It's a movie about love and redemption. But more than that, really, it's a movie about death, depression, and every single horrible thing you can possibly imagine. Seemingly five minutes after each character in The Human Stain is introduced, they either croak, watch a spouse croak, or go into detail about their children who croaked. The ones who are lucky enough to avoid such a fate end up insane or so forlorn they hide out in a cabin in the middle of nowhere. The feel-good DVD of the summer this ain't.

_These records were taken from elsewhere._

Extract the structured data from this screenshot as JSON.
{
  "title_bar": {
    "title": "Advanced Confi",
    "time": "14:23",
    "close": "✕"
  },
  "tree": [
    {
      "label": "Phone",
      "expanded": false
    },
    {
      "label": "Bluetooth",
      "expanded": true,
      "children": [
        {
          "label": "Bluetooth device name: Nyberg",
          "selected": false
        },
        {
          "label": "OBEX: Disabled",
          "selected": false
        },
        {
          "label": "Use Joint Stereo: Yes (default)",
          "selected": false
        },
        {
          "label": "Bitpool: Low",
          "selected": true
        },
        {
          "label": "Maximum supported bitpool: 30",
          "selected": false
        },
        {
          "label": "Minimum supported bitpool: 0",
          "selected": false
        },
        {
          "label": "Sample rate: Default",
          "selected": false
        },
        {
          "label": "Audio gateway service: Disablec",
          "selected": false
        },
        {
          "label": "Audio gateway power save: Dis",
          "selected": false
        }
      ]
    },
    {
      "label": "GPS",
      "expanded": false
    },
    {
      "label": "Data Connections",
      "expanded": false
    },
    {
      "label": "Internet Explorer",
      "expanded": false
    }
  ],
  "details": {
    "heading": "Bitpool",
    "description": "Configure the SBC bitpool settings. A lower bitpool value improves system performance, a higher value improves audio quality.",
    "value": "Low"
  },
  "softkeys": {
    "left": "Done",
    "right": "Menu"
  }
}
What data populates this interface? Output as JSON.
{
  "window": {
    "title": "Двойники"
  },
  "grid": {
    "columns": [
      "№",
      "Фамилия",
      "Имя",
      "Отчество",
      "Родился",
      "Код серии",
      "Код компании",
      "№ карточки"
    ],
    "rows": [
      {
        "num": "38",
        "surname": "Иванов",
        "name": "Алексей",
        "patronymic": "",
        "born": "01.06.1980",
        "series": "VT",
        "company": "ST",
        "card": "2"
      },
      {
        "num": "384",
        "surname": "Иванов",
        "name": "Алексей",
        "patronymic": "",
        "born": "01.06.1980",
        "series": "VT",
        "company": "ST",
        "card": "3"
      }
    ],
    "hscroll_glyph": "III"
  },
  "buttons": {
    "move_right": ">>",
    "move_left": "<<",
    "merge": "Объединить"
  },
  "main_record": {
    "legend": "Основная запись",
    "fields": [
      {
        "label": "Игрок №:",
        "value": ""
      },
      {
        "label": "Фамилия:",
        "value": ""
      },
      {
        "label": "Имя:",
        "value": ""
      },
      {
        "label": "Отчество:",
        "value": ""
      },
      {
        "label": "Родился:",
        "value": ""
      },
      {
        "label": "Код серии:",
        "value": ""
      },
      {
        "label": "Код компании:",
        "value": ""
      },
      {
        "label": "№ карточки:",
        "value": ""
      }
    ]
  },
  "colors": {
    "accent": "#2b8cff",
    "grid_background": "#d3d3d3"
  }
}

Based on a book by Philip Roth, ''Stain'' tries hard to be a great movie -- really hard. How else to explain the casting of Anthony Hopkins as a black man? True, his character is one who has passed for white for 50 years, but Sir Anthony's accent doesn't exactly jibe with a person born and bred in East Orange, N.J. Nicole Kidman, once again dressed down to play a luckless lady who scrubs toilets, is fine, I suppose, but also seems to be constantly trying to conceal the fact that she's the famous and beautiful Nicole Kidman. (Where are the prosthetics when you need 'em?)
But the main problem with ''Stain'' is that what may have worked over 361 pages in Roth's book becomes one nonstop depress-orama when condensed into less than two hours on screen. After a while, you become numb to all the misery, even, sadly, when you stumble upon the DVD's pretty much lone extra, a video tribute to the film's cinematographer, Jean Yves Escoffier. Who died.